Dans la foulée, Khartoum était attaquée à son tour par les rebelles darfouriens du Mouvement pour la justice et l’égalité (JEM), partis de leurs bases au Tchad, et dont le chef, Khalil Ibrahim, est un lointain parent par alliance du président Déby. Le JEM a renforcé ses troupes au cours des mois écoulés et projette de lancer d’autres attaques au Soudan depuis sa base d’Am-Djeress, dans le nord-est du Tchad. Selon plusieurs sources, N’Djamena envisage aussi de poursuivre les rebelles tchadiens en territoire soudanais.

Khartoum doit faire face à une situation nouvelle avec le mandat d’arrêt lancé par la Cour pénale internationale (CPI) contre le président Omar Al Bachir. Pour contrer la tentative d’obtenir une collaboration internationale qui permettrait son arrestation, le Soudan est contraint de chercher des soutiens.
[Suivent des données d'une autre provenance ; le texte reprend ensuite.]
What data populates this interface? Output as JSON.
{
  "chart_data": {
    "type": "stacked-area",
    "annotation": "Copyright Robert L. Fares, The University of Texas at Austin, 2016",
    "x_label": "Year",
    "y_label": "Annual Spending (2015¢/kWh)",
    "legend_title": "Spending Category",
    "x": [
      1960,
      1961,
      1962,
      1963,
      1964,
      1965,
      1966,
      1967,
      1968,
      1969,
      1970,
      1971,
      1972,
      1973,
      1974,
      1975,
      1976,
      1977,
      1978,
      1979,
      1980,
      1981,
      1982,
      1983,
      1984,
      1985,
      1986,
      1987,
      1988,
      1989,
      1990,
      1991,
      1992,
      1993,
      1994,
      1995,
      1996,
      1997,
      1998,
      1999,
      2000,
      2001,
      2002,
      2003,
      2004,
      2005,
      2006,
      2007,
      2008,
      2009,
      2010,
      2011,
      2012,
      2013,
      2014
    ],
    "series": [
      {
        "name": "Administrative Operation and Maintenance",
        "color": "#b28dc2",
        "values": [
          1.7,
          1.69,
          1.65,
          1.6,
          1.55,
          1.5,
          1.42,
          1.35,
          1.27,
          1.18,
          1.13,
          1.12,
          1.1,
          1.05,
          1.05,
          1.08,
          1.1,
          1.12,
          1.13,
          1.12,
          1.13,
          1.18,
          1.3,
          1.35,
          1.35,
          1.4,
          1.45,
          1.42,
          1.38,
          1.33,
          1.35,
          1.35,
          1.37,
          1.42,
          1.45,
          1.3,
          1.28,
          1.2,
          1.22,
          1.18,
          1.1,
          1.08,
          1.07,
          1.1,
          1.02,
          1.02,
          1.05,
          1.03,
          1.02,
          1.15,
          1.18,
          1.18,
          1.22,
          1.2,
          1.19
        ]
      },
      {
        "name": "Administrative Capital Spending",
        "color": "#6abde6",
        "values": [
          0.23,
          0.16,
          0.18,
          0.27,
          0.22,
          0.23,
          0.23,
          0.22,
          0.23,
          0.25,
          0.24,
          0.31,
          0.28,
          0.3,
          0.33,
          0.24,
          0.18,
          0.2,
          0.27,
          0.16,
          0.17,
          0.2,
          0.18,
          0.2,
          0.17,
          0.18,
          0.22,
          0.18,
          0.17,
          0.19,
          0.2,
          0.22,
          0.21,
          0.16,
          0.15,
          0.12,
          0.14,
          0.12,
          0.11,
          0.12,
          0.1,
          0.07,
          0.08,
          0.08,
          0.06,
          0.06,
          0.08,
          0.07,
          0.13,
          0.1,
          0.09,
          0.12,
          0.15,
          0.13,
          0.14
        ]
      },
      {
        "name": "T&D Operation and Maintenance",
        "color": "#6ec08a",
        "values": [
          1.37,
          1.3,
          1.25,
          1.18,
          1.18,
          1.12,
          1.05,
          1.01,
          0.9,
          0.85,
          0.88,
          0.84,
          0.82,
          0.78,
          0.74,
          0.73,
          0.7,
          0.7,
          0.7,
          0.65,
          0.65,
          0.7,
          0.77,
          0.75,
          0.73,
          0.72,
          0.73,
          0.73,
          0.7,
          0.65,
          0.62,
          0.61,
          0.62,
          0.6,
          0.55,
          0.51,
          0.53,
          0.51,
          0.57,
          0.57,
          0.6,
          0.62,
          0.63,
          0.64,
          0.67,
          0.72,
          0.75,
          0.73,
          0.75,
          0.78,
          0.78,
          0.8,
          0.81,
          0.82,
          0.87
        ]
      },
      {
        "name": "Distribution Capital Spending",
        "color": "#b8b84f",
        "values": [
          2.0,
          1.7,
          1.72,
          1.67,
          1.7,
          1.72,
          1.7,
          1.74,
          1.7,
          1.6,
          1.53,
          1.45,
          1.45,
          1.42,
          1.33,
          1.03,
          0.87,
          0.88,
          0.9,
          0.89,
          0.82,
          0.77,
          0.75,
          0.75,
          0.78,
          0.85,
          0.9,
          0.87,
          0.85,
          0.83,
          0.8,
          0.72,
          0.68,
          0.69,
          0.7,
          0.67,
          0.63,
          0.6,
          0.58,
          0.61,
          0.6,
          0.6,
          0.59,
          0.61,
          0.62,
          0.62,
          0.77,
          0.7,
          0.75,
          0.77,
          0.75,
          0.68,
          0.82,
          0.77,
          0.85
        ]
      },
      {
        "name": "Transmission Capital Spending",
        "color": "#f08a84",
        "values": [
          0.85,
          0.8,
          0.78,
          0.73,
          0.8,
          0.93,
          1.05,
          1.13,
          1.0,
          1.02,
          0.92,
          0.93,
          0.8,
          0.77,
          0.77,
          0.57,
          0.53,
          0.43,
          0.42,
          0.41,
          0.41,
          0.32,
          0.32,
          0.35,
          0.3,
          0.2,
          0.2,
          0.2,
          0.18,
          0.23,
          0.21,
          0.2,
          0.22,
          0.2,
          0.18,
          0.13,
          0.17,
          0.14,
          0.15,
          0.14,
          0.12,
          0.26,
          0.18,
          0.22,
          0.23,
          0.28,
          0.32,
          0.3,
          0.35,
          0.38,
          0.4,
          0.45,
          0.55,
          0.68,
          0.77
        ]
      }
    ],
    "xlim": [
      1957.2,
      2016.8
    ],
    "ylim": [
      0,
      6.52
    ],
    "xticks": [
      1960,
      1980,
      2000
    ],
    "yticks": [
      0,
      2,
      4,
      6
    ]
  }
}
Il en a trouvé auprès de l’Union africaine (UA). Pour préserver cet appui, Khartoum se trouve embarrassé par l’entretien de groupes rebelles sur son sol. Vendredi, l’UA a condamné « très fermement » les attaques des rebelles dans l’est du Tchad, son commissaire à la paix et à la sécurité, Ramtane Lamara, déclarant s’opposer à « tous les changements anticonstitutionnels de gouvernement et des actes de déstabilisation ».